Brown Recluse Fatality

This is the first case I can recall involving paralysis because the spine was directly involved. The location of the bite was obviously a factor. Most recluse bites are not serious; in fact, only around 20% become medically serious at all. It's the few gruesome cases like this that make the news. 

Thanks to Bob Z. for the news tip. 
Fla. Man Dies From Brown Recluse Spider Bite - Yahoo: ""It bit him right on the back of his neck and rotted out to the vertebrae," Bill Reese told WFTS. "He wasn't afraid of anything. He thought he was invincible.
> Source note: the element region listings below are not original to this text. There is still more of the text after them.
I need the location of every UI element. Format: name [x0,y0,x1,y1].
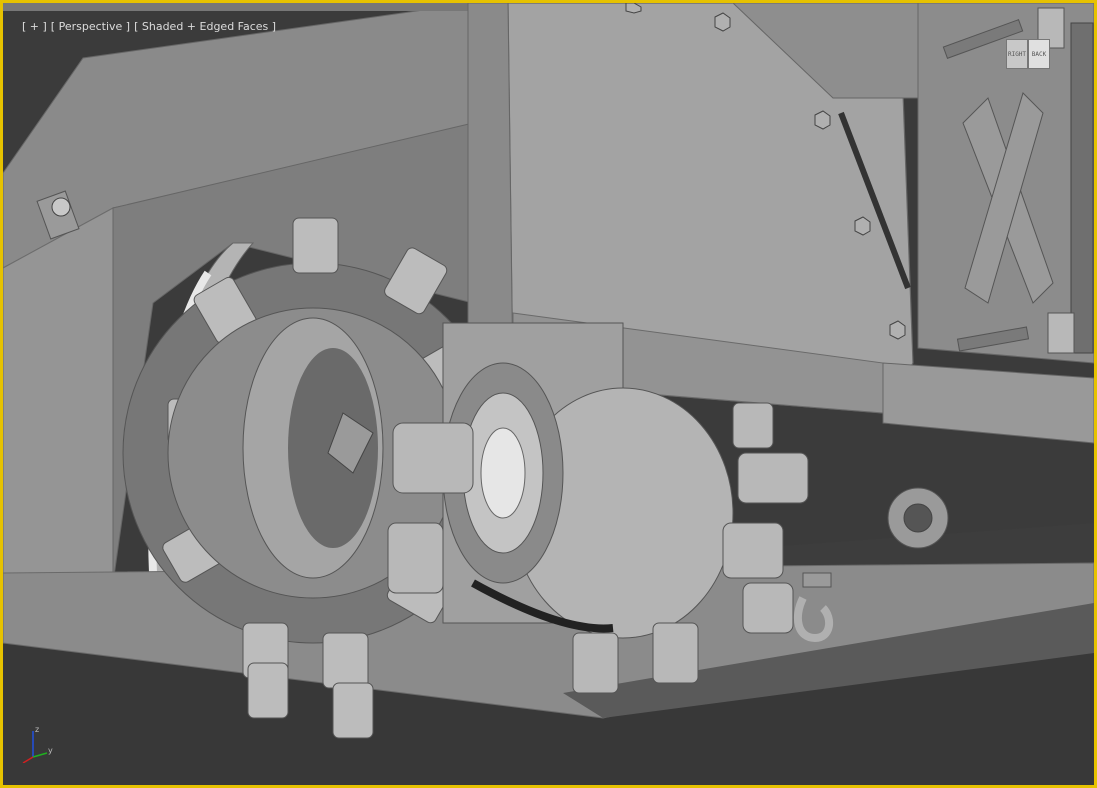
hinge-bottom [1047,312,1075,354]
axis-tripod: z y [22,725,53,763]
viewcube-face-right[interactable]: RIGHT [1006,39,1028,69]
viewport-menu-plus[interactable]: [ + ] [22,20,47,33]
scene-render[interactable] [3,3,1094,785]
viewport-label[interactable]: [ + ] [ Perspective ] [ Shaded + Edged Fac… [8,7,280,46]
axis-z-label: z [35,725,39,734]
side-plate-base [882,362,1094,444]
viewcube[interactable]: RIGHT BACK [1006,39,1050,69]
viewcube-face-back[interactable]: BACK [1028,39,1050,69]
perspective-viewport[interactable]: [ + ] [ Perspective ] [ Shaded + Edged Fac… [0,0,1097,788]
side-plate-ribs [1070,22,1094,354]
hull-side-wall [3,207,114,584]
viewport-view-type[interactable]: [ Perspective ] [51,20,130,33]
tow-eye [887,487,949,549]
axis-y-label: y [48,746,53,755]
viewport-shading-mode[interactable]: [ Shaded + Edged Faces ] [134,20,276,33]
But he wasn't.""


  1. I already have a hard time convincing coworkers recluse are not native and do not have an established population in FL. Wandering male southern house spiders do not help :-/

    1. This is definitely outside the usual range of L. reclusa. It would be helpful to know how the bite was diagnosed; doctors often diagnose without sufficient knowledge of the spider. Many "recluse bites" turn out to be something else altogether.

    2. Exactly... We can get them in FL but they just don't establish. They are more common on the west coast due to retirees moving down south on I75 as opposed to New England retirees settling on I95. They stash away in moving boxes and may last a few seasons. My suspicion is that some part of their life cycle does not deal with high humidity well which seems uncommon for an invertebrate.

    3. Interesting. I accidentally transported a lot of them from Oklahoma to Wisconsin in boxes a few years ago when I moved, but saw no evidence of them surviving. In that case, I assume the cold winter made a difference.